My words died in my throat because Cobalt’s mouth closed around my shoulder and a second later the clear magical fluid seeped up around his elongated canine. I squeaked and sank further back into the seat. Ambry’s confused scent filled my head for a second before it was all Cobalt. For a moment I was certain he’d rip my clothes off and take me right then and there in the parking lot with Ambry and every other passerby getting a big eyeful. Instead he stroked my hair and lapped up the magical fluid as if it and I were dainty and delicate. I squeezed his thigh, everything inside me hardening and melting at the same time. I knew what he was seeing. He was seeing IT. It was always IT.
I’d fallen asleep reading at the park and woke in a fiery world of confusion with the sirens wailing in every direction. Then he was there suddenly – my stepdad. He was always there as much as anyone else’s dad had ever been. He scooped me up over his shoulder and dashed for the shelter. Then when a whistle sounded, he tossed me down. I fell and fell until I eventually hit the floor of the shelter and someone above me had slammed the door shut and dragged me further inside. My giant dragon of a stepdad literally tossed me out of the way of whatever explosive the hate group set off. My parents took the brunt of it, and I lived to see more days than I thought was ever possible without them.
When the clear magical fluid ran dry, Cobalt leaned back against the seat as if nothing had happened. I stared at him, drilling into him with my eyes, but his expression didn’t change. My wolf cocked his head from one side to the other and shifted my eyes to his.
“You have to say something,” I finally said as Indigo swung open the truck door and slid back inside. He glanced back at us but acted as if nothing happened too. He passed out snacks anddrinks and told us how the gas station employee wore an old vintage Grim Howlers tee.

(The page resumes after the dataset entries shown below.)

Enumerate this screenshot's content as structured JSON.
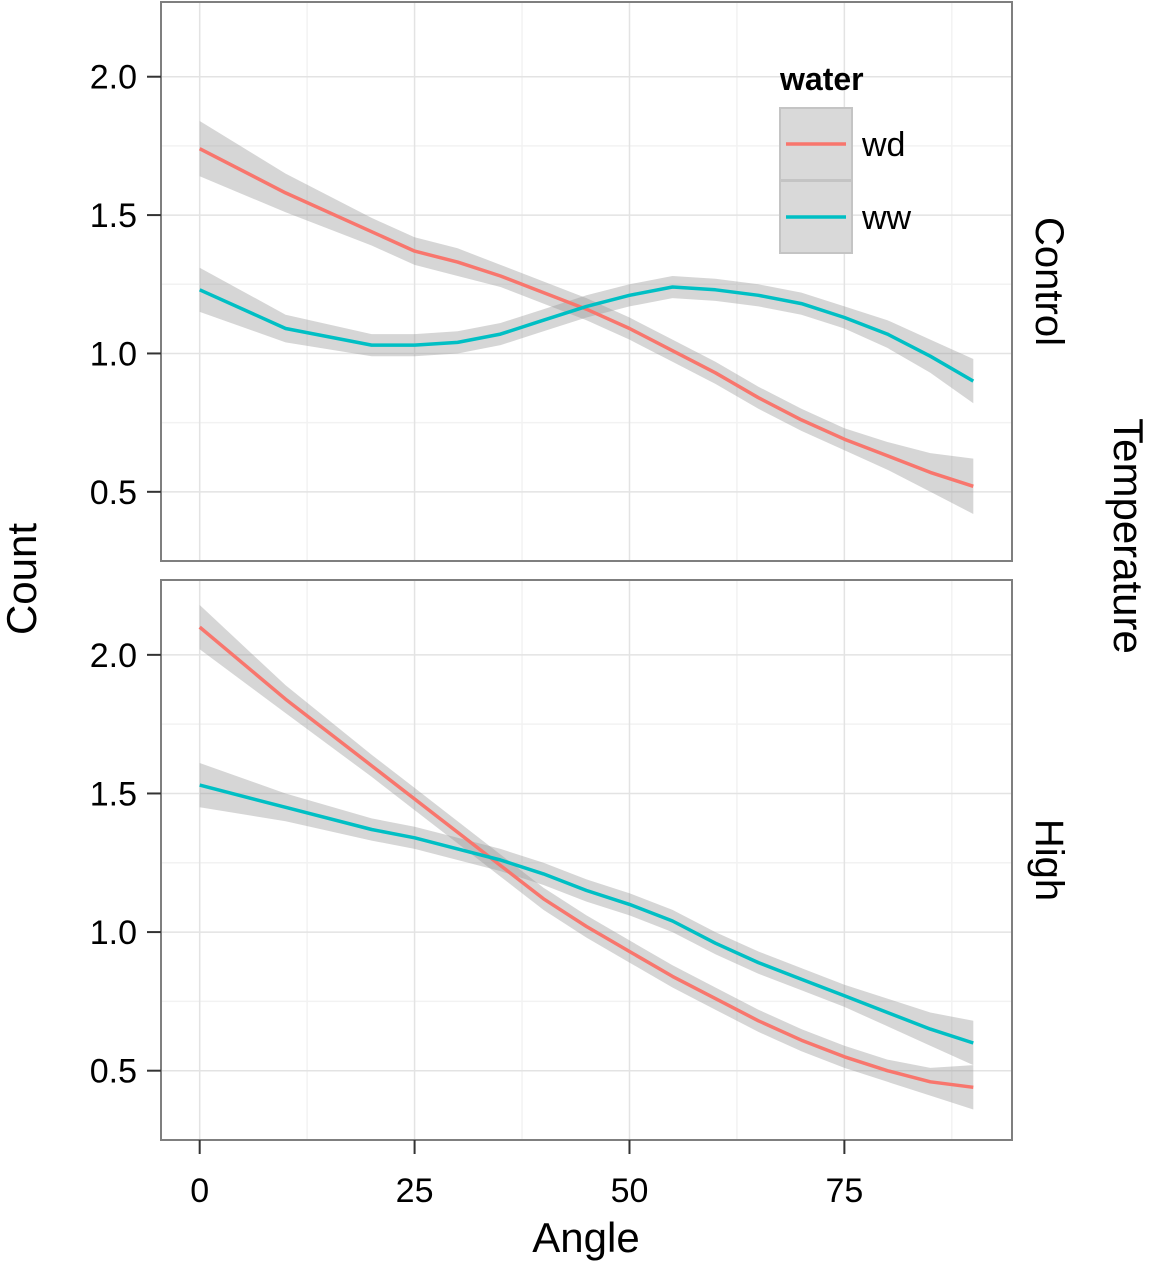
{
  "chart_data": {
    "type": "line",
    "xlabel": "Angle",
    "ylabel": "Count",
    "facet_label": "Temperature",
    "legend": {
      "title": "water",
      "position": "top-right",
      "entries": [
        {
          "name": "wd",
          "color": "#F8766D"
        },
        {
          "name": "ww",
          "color": "#00BFC4"
        }
      ]
    },
    "xlim": [
      -4.5,
      94.5
    ],
    "ylim": [
      0.25,
      2.27
    ],
    "x_ticks": [
      0,
      25,
      50,
      75
    ],
    "x_tick_labels": [
      "0",
      "25",
      "50",
      "75"
    ],
    "y_ticks": [
      0.5,
      1.0,
      1.5,
      2.0
    ],
    "y_tick_labels": [
      "0.5",
      "1.0",
      "1.5",
      "2.0"
    ],
    "grid": true,
    "confidence_band_color": "#999999",
    "panels": [
      {
        "strip": "Control",
        "series": [
          {
            "name": "wd",
            "color": "#F8766D",
            "x": [
              0,
              10,
              20,
              25,
              30,
              35,
              40,
              45,
              50,
              55,
              60,
              65,
              70,
              75,
              80,
              85,
              90
            ],
            "y": [
              1.74,
              1.58,
              1.44,
              1.37,
              1.33,
              1.28,
              1.22,
              1.16,
              1.09,
              1.01,
              0.93,
              0.84,
              0.76,
              0.69,
              0.63,
              0.57,
              0.52
            ],
            "band": [
              0.1,
              0.07,
              0.05,
              0.05,
              0.05,
              0.04,
              0.04,
              0.04,
              0.04,
              0.04,
              0.04,
              0.04,
              0.04,
              0.04,
              0.05,
              0.07,
              0.1
            ]
          },
          {
            "name": "ww",
            "color": "#00BFC4",
            "x": [
              0,
              10,
              20,
              25,
              30,
              35,
              40,
              45,
              50,
              55,
              60,
              65,
              70,
              75,
              80,
              85,
              90
            ],
            "y": [
              1.23,
              1.09,
              1.03,
              1.03,
              1.04,
              1.07,
              1.12,
              1.17,
              1.21,
              1.24,
              1.23,
              1.21,
              1.18,
              1.13,
              1.07,
              0.99,
              0.9
            ],
            "band": [
              0.08,
              0.05,
              0.04,
              0.04,
              0.04,
              0.04,
              0.04,
              0.04,
              0.04,
              0.04,
              0.04,
              0.04,
              0.04,
              0.04,
              0.05,
              0.06,
              0.08
            ]
          }
        ]
      },
      {
        "strip": "High",
        "series": [
          {
            "name": "wd",
            "color": "#F8766D",
            "x": [
              0,
              10,
              20,
              25,
              30,
              35,
              40,
              45,
              50,
              55,
              60,
              65,
              70,
              75,
              80,
              85,
              90
            ],
            "y": [
              2.1,
              1.84,
              1.6,
              1.48,
              1.36,
              1.24,
              1.12,
              1.02,
              0.93,
              0.84,
              0.76,
              0.68,
              0.61,
              0.55,
              0.5,
              0.46,
              0.44
            ],
            "band": [
              0.08,
              0.05,
              0.04,
              0.04,
              0.04,
              0.04,
              0.04,
              0.04,
              0.04,
              0.04,
              0.04,
              0.04,
              0.04,
              0.04,
              0.04,
              0.05,
              0.08
            ]
          },
          {
            "name": "ww",
            "color": "#00BFC4",
            "x": [
              0,
              10,
              20,
              25,
              30,
              35,
              40,
              45,
              50,
              55,
              60,
              65,
              70,
              75,
              80,
              85,
              90
            ],
            "y": [
              1.53,
              1.45,
              1.37,
              1.34,
              1.3,
              1.26,
              1.21,
              1.15,
              1.1,
              1.04,
              0.96,
              0.89,
              0.83,
              0.77,
              0.71,
              0.65,
              0.6
            ],
            "band": [
              0.08,
              0.05,
              0.04,
              0.04,
              0.04,
              0.04,
              0.04,
              0.04,
              0.04,
              0.04,
              0.04,
              0.04,
              0.04,
              0.04,
              0.05,
              0.06,
              0.08
            ]
          }
        ]
      }
    ]
  }
}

“Did that just happen?” I asked, glancing around the truck from man to man.
“Yeah,” Cobalt nodded. “I sort of lost it there for a minute.”
“Um…. You did what I wanted to do,” I said.
“Yeah,” he nodded again. “Is that okay?”
“I think so. It was strange. Everyone says it’ll hurt without sex.”
“I was gentle. Not everything has to hurt.”
“You have questions,” I said.
“Not really,” he shook his head. “I’m not here to pry into your past. Ideally, I would’ve waited until we were alone and it would’ve been more romantic or something but it sort of consumed you. So, I bit you. I keep waiting for you to be mad at me. I didn’t even ask.”
“I’m not mad,” I said after thinking about it for a minute in case it was the sneaky sort of anger that you don’t know about unless you search it out. “I’m--- Relieved.”
“I know,” he nodded, “because now you know I’m in it for the long haul.”
“It’s not a you thing,” I said and regretted it instantly. Wasn’t that how people broke up with each other all the time? “Really. It’s not. I’m too much for most people.”